Tailoring the Morphology of Vertically Aligned Carbon Nanorod Arrays Grown on Co Catalyst Nanoparticles and using MW-PECVD

This study reports a direct approach to synthesizing vertically aligned carbon nanorod arrays (VA-CNRA) using microwave plasma-enhanced chemical vapor deposition (MW-PECVD) at 300 °C, on Cobalt (Co) catalyst nanoparticles grown by thermal annealing (750 °C) of 10 nm thick Co layer deposited by Radio frequency (RF) magnetron sputtering. To grow the VA-CNRA, the gas ratio in the plasma was optimized, focusing on the kinetics of the source gas dissociation and recombination.
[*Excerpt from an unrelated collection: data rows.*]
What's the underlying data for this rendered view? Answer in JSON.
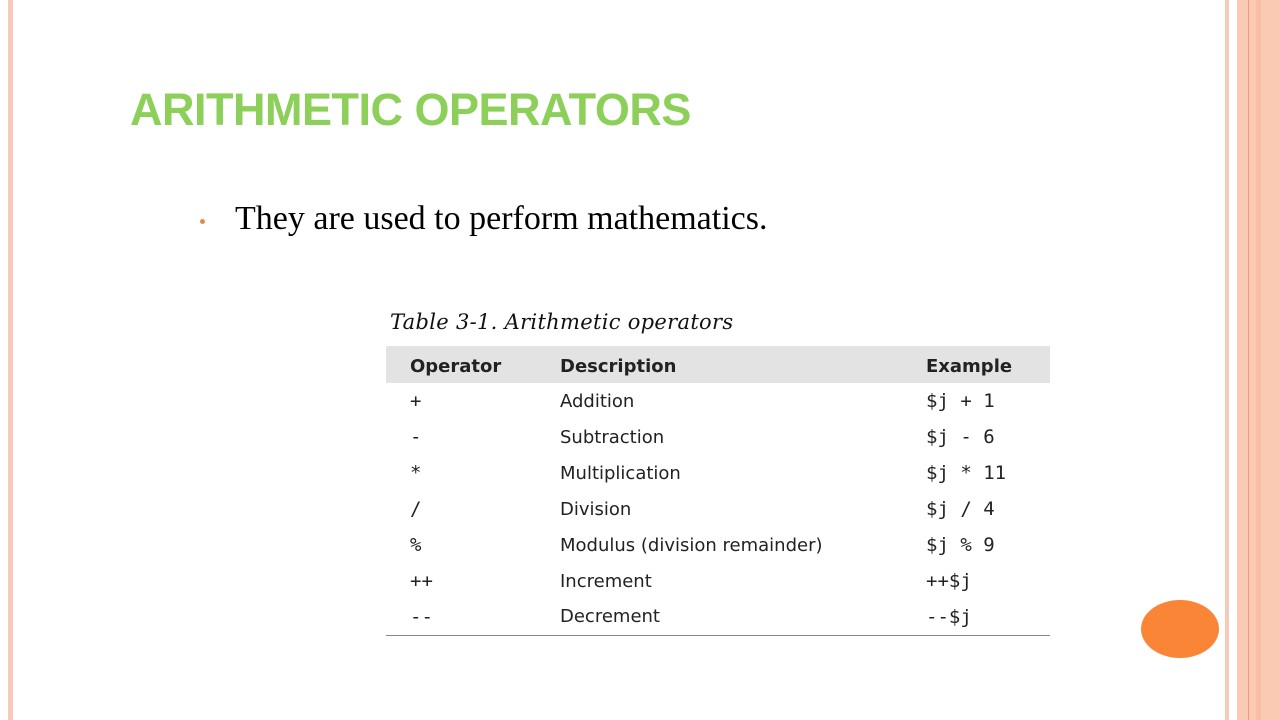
{
  "slide": {
    "title": "ARITHMETIC OPERATORS",
    "bullet": "They are used to perform mathematics.",
    "colors": {
      "title": "#8cd05a",
      "accent_orange": "#fb8537",
      "border_peach": "#fbcab3"
    }
  },
  "table": {
    "caption": "Table 3-1. Arithmetic operators",
    "headers": [
      "Operator",
      "Description",
      "Example"
    ],
    "rows": [
      {
        "operator": "+",
        "description": "Addition",
        "example": "$j + 1"
      },
      {
        "operator": "-",
        "description": "Subtraction",
        "example": "$j - 6"
      },
      {
        "operator": "*",
        "description": "Multiplication",
        "example": "$j * 11"
      },
      {
        "operator": "/",
        "description": "Division",
        "example": "$j / 4"
      },
      {
        "operator": "%",
        "description": "Modulus (division remainder)",
        "example": "$j % 9"
      },
      {
        "operator": "++",
        "description": "Increment",
        "example": "++$j"
      },
      {
        "operator": "--",
        "description": "Decrement",
        "example": "--$j"
      }
    ]
  }
}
The reduced concentrations of acetylene (C2H2) impede the optimal alignment of CNRA in the absence of the steric hindrance, resulting in their horizontal growth along the direction of gas flow via the “kite-mechanism”. However, at a higher gas flow ratio, the attractive van der Waals potential among the CNRs was anticipated to induce aggregation when they arrive in proximity and vertical growth alignment of the nanorods via the higher deposition rates. Carbon nanorod films were analyzed using various spectroscopic techniques to understand the growth orientations, which suggests that the carbon nanorods were formed via the base-growth mechanism. Nano flower-like VA-CNRA were formed at higher C2H2/H2 ratios. Notably, a distinct flower-like structure with whisker-like nanostructure petals was formed at a C2H2/H2 flow ratio of ∼0.57. Compared to other nanorod structures, VA-CNRA, grown at optimal gas ratio, exhibited superior crystalline graphite, with 76% sp2 C=C bonding along with a maximum of I2D/IG, and a minimum of ID/IG intensity ratio in the Raman data. High-resolution TEM confirmed robust growth of CNRs, with an average diameter of ∼370 ±3 nm. This innovative method enables large-scale production of VA-CNRA with high surface areas for energy applications.